Abstract
Skill scores defined as measures of relative mean square error—and based on standards of reference representing climatology, persistence, or a linear combination of climatology and persistence—are decomposed. Two decompositions of each skill score are formulated: 1) a decomposition derived by conditioning on the forecasts and 2) a decomposition derived by conditioning on the observations. These general decompositions contain terms consisting of measures of statistical characteristics of the forecasts and/or observations and terms consisting of measures of basic aspects of forecast quality. Properties of the terms in the respective decompositions are examined, and relationships among the various skill scores—and the terms in the respective decompositions—are described.
Hypothetical samples of binary forecasts and observations are used to illustrate the application and interpretation of these decompositions. Limitations on the inferences that can be drawn from comparative verification based on skill scores, as well as from comparisons based on the terms in decompositions of skill scores, are discussed. The relationship between the application of measures of aspects of quality and the application of the sufficiency relation (a statistical relation that embodies the concept of unambiguous superiority) is briefly explored.

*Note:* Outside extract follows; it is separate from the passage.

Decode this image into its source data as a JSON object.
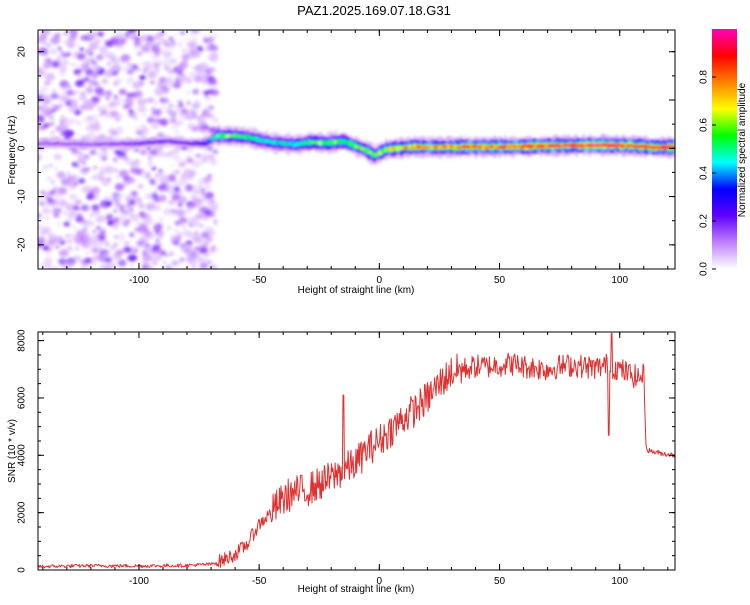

The following results can be gleaned from this methodological study. 1) Decompositions of skill scores provide quantitative measures of—and insights into—multiple aspects of the forecasts, the observations, and their relationship. 2) Superiority in terms of overall skill is no guarantor of superiority in terms of other aspects of quality. 3) Sufficiency (i.e., unambiguous superiority) generally cannot be inferred solely on the basis of superiority over a relatively small set of measures of specific aspects of quality.
Neither individual measures of overall performance (e.g., skill scores) nor sets of measures associated with decompositions of such overall measures respect the dimensionality of most verification problems. Nevertheless, the decompositions described here identify parsimonious sets of measures of basic aspects of forecast quality that should prove to be useful in many verification problems encountered in the real world.